Projected Progress: Don’t worry, Mom and Dad, we will be getting out of this city and onto the Russian highways as soon as the border guards let us through.

Fun Fact: Many of the descriptive passages in “The Brothers Karamazov” is based off of Dostoyevsky’s experience in Semey. That should tell you something.


Did you know that Siberia is home to Russia’s third largest city? That city is not Barnaul, but Novosibirsk, which lies a few hours to the north of here. The primary industries of Barnaul and Novosibirsk are chemical production and hydroelectricity. Tourism comes 83rd, according to a resident of Barnaul. However, this estimate is probably quite generous.

Projected Progress: We may make the three-hour detour up to Novosibirsk, just to see Siberia’s largest city...but in all likelihood, we'll instead take advantage of Russia's incredible highway system to get in and out of the country as quickly as possible.

Fun Fact: Novosibirsk may well be the largest city in the world where almost no one speaks English. Probably not, but there’s got to be a superlative somewhere in there.


This "city", best known for its watermelon and tomato harvests, offers more than meets the eye. Unless you’re standing in the nearby hillside cemetery, in which case it is exactly what meets the eye.

Projected Progress: After spending a few days on the Mongolian “roads” – and we use that term liberally – Khovd will seem like a surreal metropolis to us, full of modern-day amenities like buildings and people.

Fun Fact: There is no “By Car” section on the Wikitravel page for how to get into Khovd. This should theoretically be alarming.

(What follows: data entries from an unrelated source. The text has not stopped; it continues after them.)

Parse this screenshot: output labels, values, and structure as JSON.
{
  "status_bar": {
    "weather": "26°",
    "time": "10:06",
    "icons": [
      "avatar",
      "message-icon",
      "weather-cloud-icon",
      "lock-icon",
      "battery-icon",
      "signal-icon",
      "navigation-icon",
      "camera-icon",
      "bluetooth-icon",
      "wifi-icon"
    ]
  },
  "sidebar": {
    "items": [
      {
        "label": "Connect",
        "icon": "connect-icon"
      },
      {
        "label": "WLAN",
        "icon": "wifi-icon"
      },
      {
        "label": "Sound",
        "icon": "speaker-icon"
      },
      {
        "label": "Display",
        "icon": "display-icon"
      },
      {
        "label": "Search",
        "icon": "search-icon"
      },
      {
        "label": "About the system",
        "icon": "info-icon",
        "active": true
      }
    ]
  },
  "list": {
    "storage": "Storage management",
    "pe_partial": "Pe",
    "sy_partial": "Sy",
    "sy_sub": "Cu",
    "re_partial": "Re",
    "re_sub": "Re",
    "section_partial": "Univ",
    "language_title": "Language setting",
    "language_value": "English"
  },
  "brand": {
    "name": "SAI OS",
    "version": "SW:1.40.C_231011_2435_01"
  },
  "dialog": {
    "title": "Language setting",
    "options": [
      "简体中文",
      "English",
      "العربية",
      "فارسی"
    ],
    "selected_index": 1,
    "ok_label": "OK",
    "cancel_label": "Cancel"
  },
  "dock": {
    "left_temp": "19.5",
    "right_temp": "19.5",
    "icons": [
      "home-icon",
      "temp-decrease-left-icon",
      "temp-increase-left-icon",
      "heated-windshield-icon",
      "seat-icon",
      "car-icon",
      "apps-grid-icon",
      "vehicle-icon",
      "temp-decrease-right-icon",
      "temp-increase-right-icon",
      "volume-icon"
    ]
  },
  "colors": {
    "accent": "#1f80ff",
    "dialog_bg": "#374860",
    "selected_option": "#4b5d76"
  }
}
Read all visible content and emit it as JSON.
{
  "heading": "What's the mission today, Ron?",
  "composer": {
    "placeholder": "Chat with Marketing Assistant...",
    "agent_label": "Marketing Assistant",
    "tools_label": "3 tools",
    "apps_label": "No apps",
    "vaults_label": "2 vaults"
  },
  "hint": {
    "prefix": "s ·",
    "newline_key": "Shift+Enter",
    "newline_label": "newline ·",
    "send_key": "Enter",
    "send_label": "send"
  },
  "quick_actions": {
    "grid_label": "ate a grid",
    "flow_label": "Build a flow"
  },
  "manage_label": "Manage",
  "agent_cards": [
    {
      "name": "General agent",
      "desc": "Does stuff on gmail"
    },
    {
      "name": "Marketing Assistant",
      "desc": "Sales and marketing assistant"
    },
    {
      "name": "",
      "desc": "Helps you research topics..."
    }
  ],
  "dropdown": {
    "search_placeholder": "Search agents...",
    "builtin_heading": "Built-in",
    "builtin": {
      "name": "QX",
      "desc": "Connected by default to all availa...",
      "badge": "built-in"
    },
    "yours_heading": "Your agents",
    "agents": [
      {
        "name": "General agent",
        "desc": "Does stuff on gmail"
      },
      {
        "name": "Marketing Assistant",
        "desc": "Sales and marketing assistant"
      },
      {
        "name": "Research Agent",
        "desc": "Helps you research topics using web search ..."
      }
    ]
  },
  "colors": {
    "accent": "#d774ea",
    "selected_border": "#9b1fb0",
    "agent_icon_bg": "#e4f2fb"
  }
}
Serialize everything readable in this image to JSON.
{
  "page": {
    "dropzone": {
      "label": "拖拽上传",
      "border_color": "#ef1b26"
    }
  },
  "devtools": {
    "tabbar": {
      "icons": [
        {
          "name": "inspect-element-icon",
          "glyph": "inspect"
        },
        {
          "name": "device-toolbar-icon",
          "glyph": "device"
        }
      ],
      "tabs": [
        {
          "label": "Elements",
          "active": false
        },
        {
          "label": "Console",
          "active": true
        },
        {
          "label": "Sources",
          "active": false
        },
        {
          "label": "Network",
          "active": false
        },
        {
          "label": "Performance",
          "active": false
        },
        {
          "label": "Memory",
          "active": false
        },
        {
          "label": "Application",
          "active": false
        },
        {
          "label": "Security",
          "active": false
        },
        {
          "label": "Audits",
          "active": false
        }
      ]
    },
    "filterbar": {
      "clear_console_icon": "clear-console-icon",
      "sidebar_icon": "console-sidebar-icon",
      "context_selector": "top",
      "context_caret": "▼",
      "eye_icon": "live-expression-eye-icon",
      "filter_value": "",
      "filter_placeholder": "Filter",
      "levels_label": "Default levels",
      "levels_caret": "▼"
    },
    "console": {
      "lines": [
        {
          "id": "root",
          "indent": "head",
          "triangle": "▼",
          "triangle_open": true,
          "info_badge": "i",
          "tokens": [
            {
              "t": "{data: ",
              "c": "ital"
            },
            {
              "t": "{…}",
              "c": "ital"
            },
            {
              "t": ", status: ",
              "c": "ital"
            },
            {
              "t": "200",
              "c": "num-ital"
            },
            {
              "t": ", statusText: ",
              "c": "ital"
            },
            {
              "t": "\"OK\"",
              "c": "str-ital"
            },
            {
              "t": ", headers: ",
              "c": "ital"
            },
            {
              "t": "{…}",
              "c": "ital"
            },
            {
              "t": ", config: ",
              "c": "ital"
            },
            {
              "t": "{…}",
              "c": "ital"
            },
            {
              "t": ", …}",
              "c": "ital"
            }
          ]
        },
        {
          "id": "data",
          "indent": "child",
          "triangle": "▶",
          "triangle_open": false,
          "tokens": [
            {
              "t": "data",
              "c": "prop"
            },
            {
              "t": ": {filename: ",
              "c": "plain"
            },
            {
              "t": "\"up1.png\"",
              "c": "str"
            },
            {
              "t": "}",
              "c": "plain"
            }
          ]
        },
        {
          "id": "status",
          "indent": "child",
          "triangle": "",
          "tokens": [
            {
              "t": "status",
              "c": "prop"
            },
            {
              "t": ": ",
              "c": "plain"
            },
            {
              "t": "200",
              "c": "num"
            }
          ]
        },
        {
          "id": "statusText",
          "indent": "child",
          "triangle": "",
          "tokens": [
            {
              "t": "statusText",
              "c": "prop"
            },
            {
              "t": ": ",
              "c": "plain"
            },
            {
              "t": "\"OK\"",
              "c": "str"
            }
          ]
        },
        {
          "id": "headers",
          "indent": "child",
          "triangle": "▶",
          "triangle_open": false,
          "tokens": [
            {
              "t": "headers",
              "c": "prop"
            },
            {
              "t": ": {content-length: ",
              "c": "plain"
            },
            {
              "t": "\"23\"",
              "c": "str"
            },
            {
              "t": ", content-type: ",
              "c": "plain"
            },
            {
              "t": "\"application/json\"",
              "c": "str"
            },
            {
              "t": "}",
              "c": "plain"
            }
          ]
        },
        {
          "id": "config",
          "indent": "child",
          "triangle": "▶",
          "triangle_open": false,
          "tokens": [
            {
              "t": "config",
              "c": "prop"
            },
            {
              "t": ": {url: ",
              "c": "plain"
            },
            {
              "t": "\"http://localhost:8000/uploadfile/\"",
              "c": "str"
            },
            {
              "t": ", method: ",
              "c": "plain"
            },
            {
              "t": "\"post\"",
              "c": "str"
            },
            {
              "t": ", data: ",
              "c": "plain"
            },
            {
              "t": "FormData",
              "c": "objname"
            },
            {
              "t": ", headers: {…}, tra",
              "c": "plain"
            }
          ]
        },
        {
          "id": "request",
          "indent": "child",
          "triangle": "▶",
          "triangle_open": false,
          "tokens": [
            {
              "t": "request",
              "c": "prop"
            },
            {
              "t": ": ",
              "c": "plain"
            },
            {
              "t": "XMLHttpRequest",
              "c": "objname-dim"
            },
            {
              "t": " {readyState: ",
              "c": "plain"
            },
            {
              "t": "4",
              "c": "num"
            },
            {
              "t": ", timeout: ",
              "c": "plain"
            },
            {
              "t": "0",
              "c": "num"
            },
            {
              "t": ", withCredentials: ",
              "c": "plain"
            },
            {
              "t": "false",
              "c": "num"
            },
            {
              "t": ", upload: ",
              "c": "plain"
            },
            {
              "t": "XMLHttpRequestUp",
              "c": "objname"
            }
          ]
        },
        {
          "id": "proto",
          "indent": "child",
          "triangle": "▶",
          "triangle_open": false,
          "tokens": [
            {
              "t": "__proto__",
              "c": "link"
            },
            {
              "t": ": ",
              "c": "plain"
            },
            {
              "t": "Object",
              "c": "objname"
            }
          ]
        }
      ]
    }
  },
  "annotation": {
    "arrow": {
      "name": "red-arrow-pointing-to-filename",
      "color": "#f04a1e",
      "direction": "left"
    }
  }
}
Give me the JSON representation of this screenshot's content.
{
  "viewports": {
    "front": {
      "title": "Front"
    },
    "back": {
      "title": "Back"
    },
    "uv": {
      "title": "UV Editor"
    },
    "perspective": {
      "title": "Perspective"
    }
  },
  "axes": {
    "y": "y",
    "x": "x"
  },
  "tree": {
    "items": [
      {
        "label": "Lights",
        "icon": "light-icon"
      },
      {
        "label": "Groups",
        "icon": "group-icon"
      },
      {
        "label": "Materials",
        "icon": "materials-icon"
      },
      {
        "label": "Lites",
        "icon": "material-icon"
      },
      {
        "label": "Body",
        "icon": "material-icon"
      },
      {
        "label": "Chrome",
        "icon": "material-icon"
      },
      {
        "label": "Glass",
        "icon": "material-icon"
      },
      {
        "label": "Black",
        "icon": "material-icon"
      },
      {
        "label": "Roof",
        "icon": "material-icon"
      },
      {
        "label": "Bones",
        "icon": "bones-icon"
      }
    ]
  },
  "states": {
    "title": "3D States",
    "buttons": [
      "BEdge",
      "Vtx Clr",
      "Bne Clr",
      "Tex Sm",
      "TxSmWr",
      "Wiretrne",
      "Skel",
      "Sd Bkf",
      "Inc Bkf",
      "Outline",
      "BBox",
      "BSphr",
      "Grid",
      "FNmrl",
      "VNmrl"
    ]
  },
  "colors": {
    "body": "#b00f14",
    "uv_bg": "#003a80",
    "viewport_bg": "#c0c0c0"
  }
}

Bayankhongor is the next sizable settlement we'll encounter on our trek across the Mongol steppe. Winter snow disasters, or “zud,” in the early 2000s devastated Bayankhongor’s economy, and demarcated a shift away from herding and towards moving to Ulaanbaatar. The same storms actually benefitted the ice economy of Benjie's heart.

Projected Progress: By this point – assuming we make it this far – our car will likely be in shambles, but our spirits should be high. Or low. We're not really sure, come to think of it.

Fun Fact: Bayankhongor bears the enviable title of "only destination on our route that is so small its name has not been transcribed into the Latin alphabet on OpenStreetMap."


This sprawling industrial megalopolis marks the end of our journey! Ulaanbaatar is home to nearly half of Mongolia’s population, and while it is an architectural monstrosity, the city more than makes up for its appearance with its warm-hearted people and paved roads.

Projected Progress: Fin. Done. Kaputt. Truthfully, we'll require a great deal of luck in order to reach this destination intact. In fact, we don’t really want to write anything else here for fear of jinxing the situation. (As if superstition will save us.)

Fun Fact: Ulaanbaatar is the coldest capital in the world. The winter Mongol Rally is going to be a doozy.